Морфей расправляет свои атласные крылья, заслонив сидящих на ветвях фей и накрыв меня тенью.
– За это благодари саму себя. Твоя мать была в норме, пока не появилась ты. Спроси у отца. Пока ты не родилась, она никогда не разговаривала с цветами и насекомыми. Во всяком случае, при посторонних.
– Неправда, – шепотом отвечаю я.
– Не слушай его, Эл, – пытается утешить меня Джеб. – Твоя мама тебя любит.
Воздев руки над головой, Морфей аплодирует.
– Браво, господин рыцарь. Вы слышали?
Феи тоже принимаются издевательски аплодировать, прыгая вокруг гриба, – все, кроме Паутинки, которая сидит на черенке трубки и смотрит на нас молча и с достоинством.
– Вот подлинное благородство, – продолжает Морфей, меряя шагами шляпку гриба. – Связанный и беспомощный, он продолжает заботиться о нежной девичьей душе. Надо признать, он прав.
Феи перестают насмешливо аплодировать и смущаются. Хлопнув крыльями, Морфей устремляется вниз и изящно приземляется передо мной, грозный и прекрасный.
– Твоя мать действительно тебя любит. Очень любит.

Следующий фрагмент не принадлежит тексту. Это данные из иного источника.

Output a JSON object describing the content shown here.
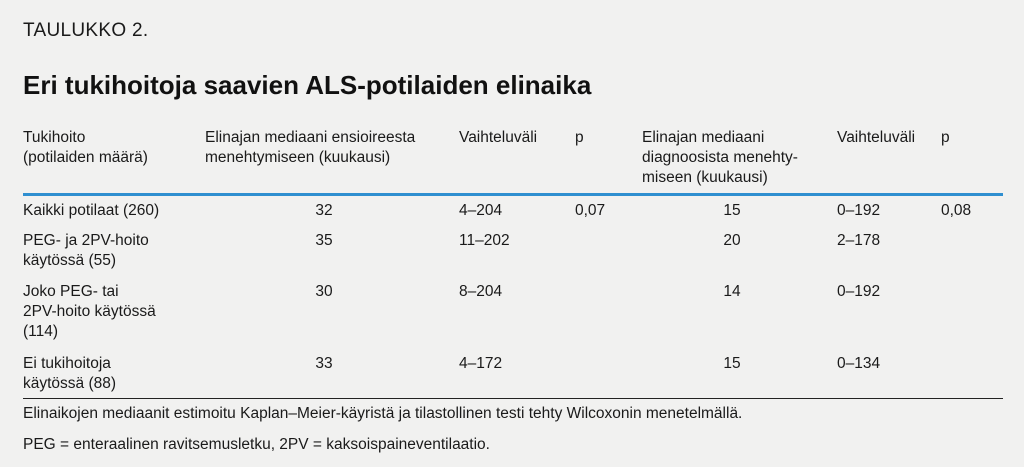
{
  "table_label": "TAULUKKO 2.",
  "title": "Eri tukihoitoja saavien ALS-potilaiden elinaika",
  "headers": {
    "treatment": [
      "Tukihoito",
      "(potilaiden määrä)"
    ],
    "median_onset": [
      "Elinajan mediaani ensioireesta",
      "menehtymiseen (kuukausi)"
    ],
    "range_onset": [
      "Vaihteluväli"
    ],
    "p_onset": [
      "p"
    ],
    "median_diag": [
      "Elinajan mediaani",
      "diagnoosista menehty-",
      "miseen (kuukausi)"
    ],
    "range_diag": [
      "Vaihteluväli"
    ],
    "p_diag": [
      "p"
    ]
  },
  "rows": [
    {
      "treatment": [
        "Kaikki potilaat (260)"
      ],
      "median_onset": "32",
      "range_onset": "4–204",
      "p_onset": "0,07",
      "median_diag": "15",
      "range_diag": "0–192",
      "p_diag": "0,08"
    },
    {
      "treatment": [
        "PEG- ja 2PV-hoito",
        "käytössä (55)"
      ],
      "median_onset": "35",
      "range_onset": "11–202",
      "p_onset": "",
      "median_diag": "20",
      "range_diag": "2–178",
      "p_diag": ""
    },
    {
      "treatment": [
        "Joko PEG- tai",
        "2PV-hoito käytössä",
        "(114)"
      ],
      "median_onset": "30",
      "range_onset": "8–204",
      "p_onset": "",
      "median_diag": "14",
      "range_diag": "0–192",
      "p_diag": ""
    },
    {
      "treatment": [
        "Ei tukihoitoja",
        "käytössä (88)"
      ],
      "median_onset": "33",
      "range_onset": "4–172",
      "p_onset": "",
      "median_diag": "15",
      "range_diag": "0–134",
      "p_diag": ""
    }
  ],
  "footnotes": [
    "Elinaikojen mediaanit estimoitu Kaplan–Meier-käyristä ja tilastollinen testi tehty Wilcoxonin menetelmällä.",
    "PEG = enteraalinen ravitsemusletku, 2PV = kaksoispaineventilaatio."
  ],
  "colors": {
    "header_rule": "#2f8fd0",
    "background": "#f1f1f0"
  }
}
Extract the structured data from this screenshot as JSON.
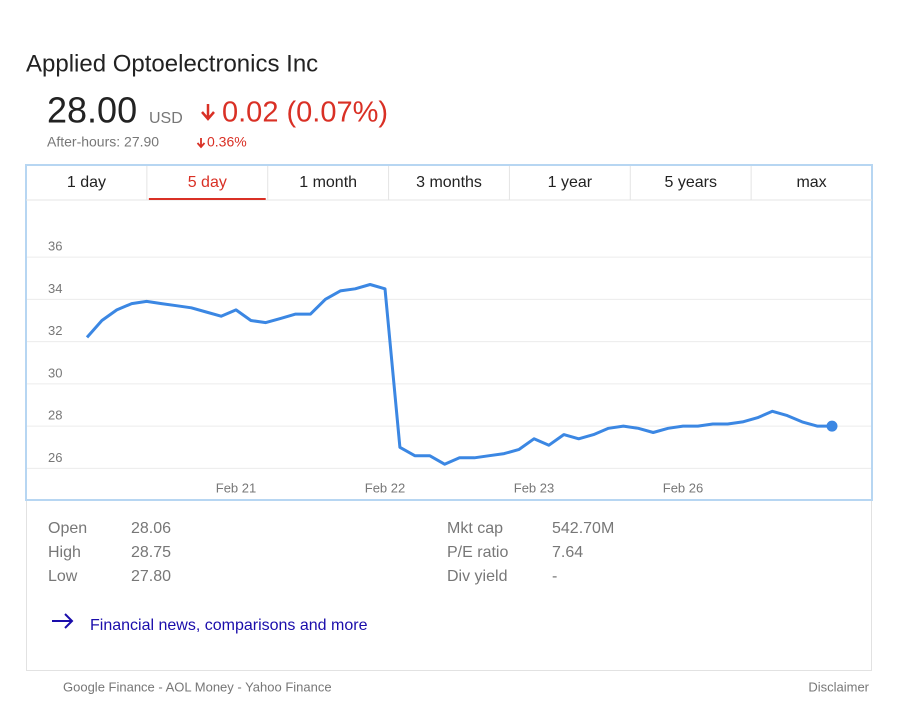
{
  "header": {
    "title": "Applied Optoelectronics Inc",
    "price": "28.00",
    "currency": "USD",
    "change": "0.02 (0.07%)",
    "after_hours": "After-hours: 27.90",
    "after_hours_change": "0.36%"
  },
  "tabs": [
    "1 day",
    "5 day",
    "1 month",
    "3 months",
    "1 year",
    "5 years",
    "max"
  ],
  "selected_tab": 1,
  "chart_data": {
    "type": "line",
    "categories": [
      null,
      null,
      null,
      null,
      null,
      null,
      null,
      null,
      null,
      null,
      "Feb 21",
      null,
      null,
      null,
      null,
      null,
      null,
      null,
      null,
      null,
      "Feb 22",
      null,
      null,
      null,
      null,
      null,
      null,
      null,
      null,
      null,
      "Feb 23",
      null,
      null,
      null,
      null,
      null,
      null,
      null,
      null,
      null,
      "Feb 26",
      null,
      null,
      null,
      null,
      null,
      null,
      null,
      null,
      null,
      null
    ],
    "series": [
      {
        "color": "#3b87e3",
        "values": [
          32.2,
          33.0,
          33.5,
          33.8,
          33.9,
          33.8,
          33.7,
          33.6,
          33.4,
          33.2,
          33.5,
          33.0,
          32.9,
          33.1,
          33.3,
          33.3,
          34.0,
          34.4,
          34.5,
          34.7,
          34.5,
          27.0,
          26.6,
          26.6,
          26.2,
          26.5,
          26.5,
          26.6,
          26.7,
          26.9,
          27.4,
          27.1,
          27.6,
          27.4,
          27.6,
          27.9,
          28.0,
          27.9,
          27.7,
          27.9,
          28.0,
          28.0,
          28.1,
          28.1,
          28.2,
          28.4,
          28.7,
          28.5,
          28.2,
          28.0,
          28.0
        ]
      }
    ],
    "ylim": [
      24.6,
      38.7
    ],
    "yticks": [
      26,
      28,
      30,
      32,
      34,
      36
    ],
    "grid": true
  },
  "stats": {
    "left": [
      [
        "Open",
        "28.06"
      ],
      [
        "High",
        "28.75"
      ],
      [
        "Low",
        "27.80"
      ]
    ],
    "right": [
      [
        "Mkt cap",
        "542.70M"
      ],
      [
        "P/E ratio",
        "7.64"
      ],
      [
        "Div yield",
        "-"
      ]
    ]
  },
  "link": "Financial news, comparisons and more",
  "footer": {
    "sources": "Google Finance - AOL Money - Yahoo Finance",
    "disclaimer": "Disclaimer"
  }
}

Ноги у меня дрожат, но я смотрю на него с презрением.
– Отвали от нее!
Джеб выбрасывает кулак сквозь ячейку сетки. Ему удается коснуться ноги Морфея.
Тот делает шаг в сторону.
– Ах, ах, ах.
Дым послушно рассеивается; сеть исчезает, но на запястьях, на лодыжках и на шее у Джеба оказываются цепи. Они приковывают его к ножке гриба.
– Если ты намерен вести себя, как дрессированная обезьянка, с тобой будут обращаться соответственно.
– Гад!
Я заношу руку, но Морфей перехватывает ее в воздухе.
У меня дребезжат все кости, а синяки начинают болеть.
– Знакомый огонь, – говорит Морфей, склонив голову набок; он как будто удивлен и впечатлен одновременно. – Приятно видеть, что он еще не потух.
– Руки убери, ты, недоделанный жук!
Джеб извивается в своих волшебных оковах. Его лицо наливается кровью, он рычит от ярости, пытаясь вырваться.
Хихикнув, Морфей склоняется надо мной, не выпуская моей руки.
– Он мне нравится. Просто мастер слова…
Морфей стоит так близко, что его дыхание, смешанное с дымом, пропитывает меня – сладкое, как мед, неотвязное, как паутина… приятное воспоминание из детства.
– А что касается тебя… разве так обращаются со старым другом? После всего, что было между нами…
Мне хочется придвинуться ближе, испытать побольше соблазнительных ощущений. Но на самом деле это – не мое желание. Морфей манипулирует мною.